New College of the Humanities

Aristocracy and its Enemies in the Age of Revolution

Aristocracy and its Enemies in the Age of Revolution
William Doyle   (Oxford University Press)   356pp £30

A book by William Doyle records how the fate of the French aristocracy during the Revolution is a striking historical cautionary tale of pride coming before a fall. In Britain the idea that noble arrogance and oppression of the peasantry brought an inevitable nemesis in 1789 was popularised above all by Dickens in A Tale of Two Cities (1859) and in the public imagination, nobles remain the archetypal victims of the Revolution. Some of this is myth: in fact only a little more than eight per cent of those executed during the Terror were aristocrats. Yet the revolutionaries’ assault on the nobility was real enough. In the decade after 1789, thousands of nobles were persecuted or forced to emigrate, their privileges comprehensively stripped away and their status formally abolished. Although the French nobility survived and even revived under Napoleon, it never recovered its former power and wealth.

In his excellent and thought-provoking new book, William Doyle explores in detail how the French Revolution’s epoch-making attack on aristocracy, the first in modern history, came about. For most of the 18th century the French nobility seemed secure in its traditional privileges including exemption from the most important direct tax, the taille; an array of semi-feudal rights over the peasantry; separate legal status from commoners; and a monopoly of the highest civil and military posts in the state. The first hint of an assault on these came in the 1750s as the Enlightenment gathered pace, but more important were the disasters of the Seven Years’ War. These discredited the old regime in general but especially a nobility whose traditional justification had always been military prowess.

In discussing the growing ideological attack on the French nobility, Doyle is essentially writing intellectual history and he does so with subtlety, skill and an impressive cultural range. He traces his theme through the works of philosophers like Mably and d’Argenson, playwrights such as Beaumarchais and even painters like Greuze. He also underlines its international ramifications, above all in his chapter on the Order of Cincinnatus, the original point of departure for the book. This was an attempt by veterans of the American War of Independence to found a hereditary order of chivalry to commemorate their exploits which was quickly imitated across the Atlantic by the French officers who had fought as their allies. It was furiously denounced in America as anti-republican and never achieved prominence. Yet the American attacks on the Order, including one by Benjamin Franklin, were also incorporated by the great future revolutionary Mirabeau into the most important anti-noble tract published in France before 1789, the Considerations on the Order of Cincinnatus. It is one more powerful reminder of the importance of the links between the American and French revolutions.

The literary and intellectual attacks on the French nobility after 1750 may have been strikingly phrased and involved great names but it is impossible to tell how far, if at all, they influenced public opinion, particularly in an age of heavy censorship. As Doyle convincingly argues, it was essentially political events from late 1788 that brought about the aristocracy’s destruction. In the fevered atmosphere caused by the mon-archy’s financial collapse and the elections to the Estates-General assembly all the old resentments at noble tax exemptions and social privileges suddenly surfaced. Mirabeau, Mably and Rousseau may have provided the materials but it was the revolutionary crisis that put them to use.

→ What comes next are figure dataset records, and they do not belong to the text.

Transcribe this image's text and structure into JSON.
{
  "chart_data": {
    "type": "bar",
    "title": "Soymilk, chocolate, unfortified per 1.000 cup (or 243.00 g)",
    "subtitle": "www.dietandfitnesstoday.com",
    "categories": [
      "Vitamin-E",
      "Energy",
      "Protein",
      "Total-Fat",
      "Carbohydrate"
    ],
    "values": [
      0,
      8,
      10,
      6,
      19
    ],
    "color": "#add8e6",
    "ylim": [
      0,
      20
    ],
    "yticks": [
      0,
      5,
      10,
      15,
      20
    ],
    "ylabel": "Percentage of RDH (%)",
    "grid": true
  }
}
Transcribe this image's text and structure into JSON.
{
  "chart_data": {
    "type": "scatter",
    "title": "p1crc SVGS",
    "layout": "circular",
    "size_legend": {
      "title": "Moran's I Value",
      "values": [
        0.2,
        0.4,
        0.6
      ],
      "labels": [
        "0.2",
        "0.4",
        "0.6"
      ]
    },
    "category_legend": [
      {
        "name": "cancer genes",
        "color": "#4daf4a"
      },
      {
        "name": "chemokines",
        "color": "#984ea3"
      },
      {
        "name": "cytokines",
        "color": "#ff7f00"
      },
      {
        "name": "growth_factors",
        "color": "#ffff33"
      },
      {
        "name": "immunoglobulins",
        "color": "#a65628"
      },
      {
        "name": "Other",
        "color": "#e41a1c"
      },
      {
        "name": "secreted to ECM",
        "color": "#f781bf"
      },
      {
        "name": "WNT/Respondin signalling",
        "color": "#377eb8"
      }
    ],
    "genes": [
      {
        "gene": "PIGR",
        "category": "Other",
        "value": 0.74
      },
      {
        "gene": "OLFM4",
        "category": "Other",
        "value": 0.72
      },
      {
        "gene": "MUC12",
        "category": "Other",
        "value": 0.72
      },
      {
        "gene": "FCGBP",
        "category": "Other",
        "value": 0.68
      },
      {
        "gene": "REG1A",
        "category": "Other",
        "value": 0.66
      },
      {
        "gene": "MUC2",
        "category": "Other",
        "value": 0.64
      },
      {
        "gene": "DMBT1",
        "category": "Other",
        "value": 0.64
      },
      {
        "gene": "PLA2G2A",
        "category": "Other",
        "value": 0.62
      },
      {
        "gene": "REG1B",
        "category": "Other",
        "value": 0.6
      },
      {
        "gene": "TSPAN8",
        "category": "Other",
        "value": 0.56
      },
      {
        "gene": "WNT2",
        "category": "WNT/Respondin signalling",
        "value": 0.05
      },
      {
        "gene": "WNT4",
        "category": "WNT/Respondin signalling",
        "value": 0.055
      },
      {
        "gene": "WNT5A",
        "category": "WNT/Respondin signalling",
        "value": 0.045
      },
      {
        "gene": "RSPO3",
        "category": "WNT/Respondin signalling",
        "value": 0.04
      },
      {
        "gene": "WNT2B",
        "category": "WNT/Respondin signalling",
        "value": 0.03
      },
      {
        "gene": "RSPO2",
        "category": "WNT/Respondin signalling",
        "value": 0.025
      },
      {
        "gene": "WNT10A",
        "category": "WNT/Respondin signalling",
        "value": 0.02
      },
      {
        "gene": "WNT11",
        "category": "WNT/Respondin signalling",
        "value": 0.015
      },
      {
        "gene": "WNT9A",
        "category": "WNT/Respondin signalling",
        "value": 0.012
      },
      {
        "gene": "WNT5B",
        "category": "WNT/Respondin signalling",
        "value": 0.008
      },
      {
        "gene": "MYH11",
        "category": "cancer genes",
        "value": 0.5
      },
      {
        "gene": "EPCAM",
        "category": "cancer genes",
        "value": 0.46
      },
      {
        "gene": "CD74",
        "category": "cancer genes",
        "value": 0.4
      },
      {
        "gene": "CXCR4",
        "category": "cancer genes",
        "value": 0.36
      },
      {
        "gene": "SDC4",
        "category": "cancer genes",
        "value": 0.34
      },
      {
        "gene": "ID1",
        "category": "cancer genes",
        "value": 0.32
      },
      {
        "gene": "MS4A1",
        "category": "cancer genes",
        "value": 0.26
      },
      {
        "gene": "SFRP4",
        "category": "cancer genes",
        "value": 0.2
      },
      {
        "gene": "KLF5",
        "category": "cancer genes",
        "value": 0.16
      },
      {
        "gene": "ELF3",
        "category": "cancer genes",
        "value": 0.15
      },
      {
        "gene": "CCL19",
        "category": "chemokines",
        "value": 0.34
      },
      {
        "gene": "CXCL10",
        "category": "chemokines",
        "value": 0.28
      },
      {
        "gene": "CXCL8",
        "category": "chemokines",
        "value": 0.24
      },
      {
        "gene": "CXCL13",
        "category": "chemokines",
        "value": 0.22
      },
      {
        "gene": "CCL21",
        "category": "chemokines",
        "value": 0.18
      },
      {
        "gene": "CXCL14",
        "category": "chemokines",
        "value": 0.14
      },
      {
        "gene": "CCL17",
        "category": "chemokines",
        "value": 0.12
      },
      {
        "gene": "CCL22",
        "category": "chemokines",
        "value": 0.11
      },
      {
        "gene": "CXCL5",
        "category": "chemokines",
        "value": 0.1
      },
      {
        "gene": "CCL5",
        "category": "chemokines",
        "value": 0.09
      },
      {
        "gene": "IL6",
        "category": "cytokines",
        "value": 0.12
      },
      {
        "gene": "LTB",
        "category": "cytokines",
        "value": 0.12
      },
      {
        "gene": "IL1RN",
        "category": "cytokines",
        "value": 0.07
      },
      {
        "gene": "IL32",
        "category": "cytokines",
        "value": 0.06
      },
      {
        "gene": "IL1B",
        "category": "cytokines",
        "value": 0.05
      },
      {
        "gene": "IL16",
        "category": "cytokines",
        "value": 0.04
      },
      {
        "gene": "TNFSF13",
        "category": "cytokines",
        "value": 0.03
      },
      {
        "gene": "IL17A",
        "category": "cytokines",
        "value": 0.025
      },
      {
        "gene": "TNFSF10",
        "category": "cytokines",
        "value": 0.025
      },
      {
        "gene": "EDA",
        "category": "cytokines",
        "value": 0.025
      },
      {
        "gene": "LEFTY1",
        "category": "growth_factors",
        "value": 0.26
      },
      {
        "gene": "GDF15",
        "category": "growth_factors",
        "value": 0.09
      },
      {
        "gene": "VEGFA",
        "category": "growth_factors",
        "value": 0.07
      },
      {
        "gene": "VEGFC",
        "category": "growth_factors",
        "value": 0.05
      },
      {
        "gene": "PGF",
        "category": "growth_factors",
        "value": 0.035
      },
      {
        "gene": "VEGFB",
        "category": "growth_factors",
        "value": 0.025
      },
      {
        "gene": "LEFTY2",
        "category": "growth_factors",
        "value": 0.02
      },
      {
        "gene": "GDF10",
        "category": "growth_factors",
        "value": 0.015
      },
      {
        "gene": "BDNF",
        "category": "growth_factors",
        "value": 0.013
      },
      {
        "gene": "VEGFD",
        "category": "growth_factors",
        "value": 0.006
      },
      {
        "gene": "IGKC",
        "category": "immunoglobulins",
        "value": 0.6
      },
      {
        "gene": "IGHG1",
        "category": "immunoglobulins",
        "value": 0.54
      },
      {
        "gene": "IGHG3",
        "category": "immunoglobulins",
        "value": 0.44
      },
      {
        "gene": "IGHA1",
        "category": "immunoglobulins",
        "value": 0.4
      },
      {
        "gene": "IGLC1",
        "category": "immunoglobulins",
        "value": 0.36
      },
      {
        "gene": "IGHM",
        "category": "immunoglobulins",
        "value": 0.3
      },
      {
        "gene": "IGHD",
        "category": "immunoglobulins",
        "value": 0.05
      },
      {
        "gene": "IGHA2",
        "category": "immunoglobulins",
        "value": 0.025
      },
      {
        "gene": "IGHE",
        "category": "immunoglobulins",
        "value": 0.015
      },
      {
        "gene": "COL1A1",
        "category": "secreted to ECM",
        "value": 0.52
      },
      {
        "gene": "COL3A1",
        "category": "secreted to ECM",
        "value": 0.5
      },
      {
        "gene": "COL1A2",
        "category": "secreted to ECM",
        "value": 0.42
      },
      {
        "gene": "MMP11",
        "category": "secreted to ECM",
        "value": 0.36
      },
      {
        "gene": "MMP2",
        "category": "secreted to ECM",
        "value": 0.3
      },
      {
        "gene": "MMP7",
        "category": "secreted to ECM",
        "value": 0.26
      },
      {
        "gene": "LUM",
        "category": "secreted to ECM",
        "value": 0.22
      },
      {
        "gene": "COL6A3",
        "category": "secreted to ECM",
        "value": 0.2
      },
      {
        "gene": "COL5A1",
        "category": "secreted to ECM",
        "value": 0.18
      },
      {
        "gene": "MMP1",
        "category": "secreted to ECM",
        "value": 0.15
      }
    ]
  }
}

Doyle places justified emphasis on the speed and ferocity of the Revolution’s assault on the aristocracy. Within three months of the opening of the Estates-General, the French nobility had lost its separate status, its tax exemptions, its job monopolies and its seigneurial rights in the countryside and primogeniture had been outlawed. Just 10 months after this, hereditary nobility itself was abolished. What caused such a sudden and complete reversal of fortune? As far as the aristocracy itself is concerned, Doyle underlines two factors: arrogance and obstinacy at a moment of unprecedented crisis, but also fear in the face of an onslaught that was so intense and unexpected. Perhaps he emphasises arrogance too much and fear too little; the first reaction of any group to a frontal attack is generally to dig in rather than to compromise. But these are simply nuances in a judiciously balanced account.

The French nobility did manage to reconstitute itself after the Revolution but on a much reduced scale; as Doyle comments, it had proved itself ‘indestructible, but not immutable’. Its odyssey from the age of Louis XVI to that of Napoleon is extraordinary in itself. Yet its story has a wider significance. As Doyle shows in this important book, its experiences tell us a great deal about the nature and purposes of the Revolution itself.

Munro Price is the author of Don’t Mention the War: The British and the Germans Since 1890 (Abacus, 2007).